The 10 Vulnerabilities of Discouragement
Turning an ember into a flame takes skills. But any fool can throw water on enthusiasm.
Show up to fuel energy and build morale.
Everyone gets discouraged. That’s why successful leaders make it a daily practice to energize others.
Drooping shoulders are leadership’s responsibility.
10 vulnerabilities of discouragement:
#1. Fatigue is a megaphone for your inner critic. When your inner critic is loud, your outer critic finds courage.
#2. Discouraged teams think like losers. The world shrinks when you feel beat down.
#3. Stress, fatigue, and discouragement cause people to spiral inward. You can’t serve others when all you think about is yourself.
#4. When you’re tired and stressed, you revert to patterns that worked in the past, but hobble you today.
#5. A tired brain is befuddled like a two year old that’s up past his bedtime. You aren’t thinking right if you’re living on caffeine.
#6. Prolonged discouragement turns to bitterness.
#7. Bad is glaringly obvious but good is a hazy memory when you’re exhausted.
#8. Words like ‘always’ are common when you’re stressed.

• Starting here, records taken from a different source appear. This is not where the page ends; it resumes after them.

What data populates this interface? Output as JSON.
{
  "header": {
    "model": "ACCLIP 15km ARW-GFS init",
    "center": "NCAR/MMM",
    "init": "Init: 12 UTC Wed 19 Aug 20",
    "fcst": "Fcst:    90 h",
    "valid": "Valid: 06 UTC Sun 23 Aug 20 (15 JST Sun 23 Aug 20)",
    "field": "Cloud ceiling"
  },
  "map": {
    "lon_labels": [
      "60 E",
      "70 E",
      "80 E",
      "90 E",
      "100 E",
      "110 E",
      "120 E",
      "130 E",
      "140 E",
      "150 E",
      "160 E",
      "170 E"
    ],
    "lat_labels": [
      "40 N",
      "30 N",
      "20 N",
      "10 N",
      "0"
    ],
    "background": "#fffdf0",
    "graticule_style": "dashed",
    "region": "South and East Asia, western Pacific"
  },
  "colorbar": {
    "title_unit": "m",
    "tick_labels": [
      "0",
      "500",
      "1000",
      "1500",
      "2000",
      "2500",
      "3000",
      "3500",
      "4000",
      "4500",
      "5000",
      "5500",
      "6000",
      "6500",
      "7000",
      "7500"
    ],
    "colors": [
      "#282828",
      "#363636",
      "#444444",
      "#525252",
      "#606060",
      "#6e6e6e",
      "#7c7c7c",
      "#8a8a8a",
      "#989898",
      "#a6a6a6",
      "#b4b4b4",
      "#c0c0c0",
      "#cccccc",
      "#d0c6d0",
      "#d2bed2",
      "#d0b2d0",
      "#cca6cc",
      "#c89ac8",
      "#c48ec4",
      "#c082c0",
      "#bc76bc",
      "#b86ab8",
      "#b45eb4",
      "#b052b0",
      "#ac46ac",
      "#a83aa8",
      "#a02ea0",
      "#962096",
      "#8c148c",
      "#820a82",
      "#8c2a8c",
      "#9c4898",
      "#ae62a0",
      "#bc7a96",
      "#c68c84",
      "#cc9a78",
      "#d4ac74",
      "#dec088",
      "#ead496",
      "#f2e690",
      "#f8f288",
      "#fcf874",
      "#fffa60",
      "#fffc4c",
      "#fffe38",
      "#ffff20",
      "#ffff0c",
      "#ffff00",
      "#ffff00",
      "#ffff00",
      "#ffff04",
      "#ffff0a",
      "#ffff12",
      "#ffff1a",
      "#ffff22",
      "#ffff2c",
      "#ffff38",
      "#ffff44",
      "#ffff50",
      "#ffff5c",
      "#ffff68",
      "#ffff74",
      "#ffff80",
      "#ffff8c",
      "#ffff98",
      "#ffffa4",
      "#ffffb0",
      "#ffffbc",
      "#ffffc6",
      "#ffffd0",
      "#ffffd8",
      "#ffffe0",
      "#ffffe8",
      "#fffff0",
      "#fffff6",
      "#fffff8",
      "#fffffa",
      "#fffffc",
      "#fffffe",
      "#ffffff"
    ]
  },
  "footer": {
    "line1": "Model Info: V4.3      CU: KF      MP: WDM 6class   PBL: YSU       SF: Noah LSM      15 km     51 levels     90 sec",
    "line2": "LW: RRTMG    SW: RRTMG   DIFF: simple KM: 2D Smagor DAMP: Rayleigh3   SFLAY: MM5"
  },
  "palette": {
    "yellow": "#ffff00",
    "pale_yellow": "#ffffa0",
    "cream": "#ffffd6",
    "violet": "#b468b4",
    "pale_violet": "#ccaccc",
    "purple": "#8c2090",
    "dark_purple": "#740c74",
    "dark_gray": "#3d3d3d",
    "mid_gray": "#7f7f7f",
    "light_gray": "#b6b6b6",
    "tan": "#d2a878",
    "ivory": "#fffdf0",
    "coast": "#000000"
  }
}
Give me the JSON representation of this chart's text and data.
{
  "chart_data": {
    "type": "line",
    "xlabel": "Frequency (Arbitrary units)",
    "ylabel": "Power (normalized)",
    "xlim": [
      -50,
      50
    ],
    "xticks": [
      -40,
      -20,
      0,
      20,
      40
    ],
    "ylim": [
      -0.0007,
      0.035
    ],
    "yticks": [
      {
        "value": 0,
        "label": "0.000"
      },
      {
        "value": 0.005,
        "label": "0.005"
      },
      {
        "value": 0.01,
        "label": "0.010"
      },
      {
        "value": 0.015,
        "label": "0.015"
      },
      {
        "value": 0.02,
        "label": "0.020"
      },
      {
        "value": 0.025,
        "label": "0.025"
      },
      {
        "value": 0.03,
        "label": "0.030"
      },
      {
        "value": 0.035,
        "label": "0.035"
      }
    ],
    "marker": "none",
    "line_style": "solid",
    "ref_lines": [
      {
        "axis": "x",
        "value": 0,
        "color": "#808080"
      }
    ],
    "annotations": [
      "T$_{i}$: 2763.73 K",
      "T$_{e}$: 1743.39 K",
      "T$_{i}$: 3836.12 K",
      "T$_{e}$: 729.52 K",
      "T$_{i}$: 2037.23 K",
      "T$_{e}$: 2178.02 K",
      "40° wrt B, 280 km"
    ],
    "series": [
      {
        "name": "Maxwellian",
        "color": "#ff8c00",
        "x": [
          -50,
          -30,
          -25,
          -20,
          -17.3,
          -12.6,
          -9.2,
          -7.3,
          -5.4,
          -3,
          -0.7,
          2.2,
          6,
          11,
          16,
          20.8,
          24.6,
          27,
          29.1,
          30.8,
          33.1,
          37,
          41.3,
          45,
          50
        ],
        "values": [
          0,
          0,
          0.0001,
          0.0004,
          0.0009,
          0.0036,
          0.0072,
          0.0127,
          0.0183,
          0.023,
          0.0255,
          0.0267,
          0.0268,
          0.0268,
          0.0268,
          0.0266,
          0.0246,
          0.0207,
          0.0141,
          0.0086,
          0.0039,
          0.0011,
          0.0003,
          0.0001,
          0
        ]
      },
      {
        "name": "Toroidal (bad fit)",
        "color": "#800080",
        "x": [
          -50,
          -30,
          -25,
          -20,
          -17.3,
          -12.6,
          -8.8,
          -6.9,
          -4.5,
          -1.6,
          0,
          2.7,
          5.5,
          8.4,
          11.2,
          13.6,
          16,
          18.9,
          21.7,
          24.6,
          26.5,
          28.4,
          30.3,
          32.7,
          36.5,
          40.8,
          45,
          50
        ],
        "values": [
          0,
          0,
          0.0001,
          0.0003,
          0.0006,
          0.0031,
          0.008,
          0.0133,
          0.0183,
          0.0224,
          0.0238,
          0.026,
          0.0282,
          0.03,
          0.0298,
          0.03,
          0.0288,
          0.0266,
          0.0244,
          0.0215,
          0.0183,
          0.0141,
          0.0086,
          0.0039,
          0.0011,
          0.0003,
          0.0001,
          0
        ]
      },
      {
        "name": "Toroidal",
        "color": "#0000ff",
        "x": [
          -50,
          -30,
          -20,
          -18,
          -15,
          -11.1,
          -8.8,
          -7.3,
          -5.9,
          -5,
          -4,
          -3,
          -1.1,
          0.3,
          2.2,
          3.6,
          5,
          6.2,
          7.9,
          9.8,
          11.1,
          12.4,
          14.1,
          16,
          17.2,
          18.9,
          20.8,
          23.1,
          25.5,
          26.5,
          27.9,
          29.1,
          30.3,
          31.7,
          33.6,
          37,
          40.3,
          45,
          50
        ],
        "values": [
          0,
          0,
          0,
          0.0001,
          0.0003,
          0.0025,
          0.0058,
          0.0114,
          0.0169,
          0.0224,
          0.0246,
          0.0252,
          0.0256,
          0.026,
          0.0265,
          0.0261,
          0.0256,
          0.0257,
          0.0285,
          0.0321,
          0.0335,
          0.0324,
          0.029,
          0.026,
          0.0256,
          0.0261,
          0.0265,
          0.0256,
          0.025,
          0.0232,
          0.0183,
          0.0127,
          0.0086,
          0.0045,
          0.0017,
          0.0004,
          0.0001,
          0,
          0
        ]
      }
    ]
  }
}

#9. The faults of others are big but your faults are small when your hands hang down.
#10. Self-pity and blame rule the day when your fire goes out.
How to build morale:
- Turn toward people. All you think about is getting something done when you’re stressed out. You lose sight of people and relationships.
- See the good side of frustration. A frustrated team member cares. “Thanks for caring.”
- Notice something good. Discouragement justifies itself by focusing on bad. The people you hired aren’t complete losers, are they?
- Hold your shoulders back and your head up.
- Stop being a control freak. It’s exhausting.
Tip: Don’t judge others by your ability to endure discouragement.
What are the indications that people feel discouraged?
How might leaders build fires rather than quench embers?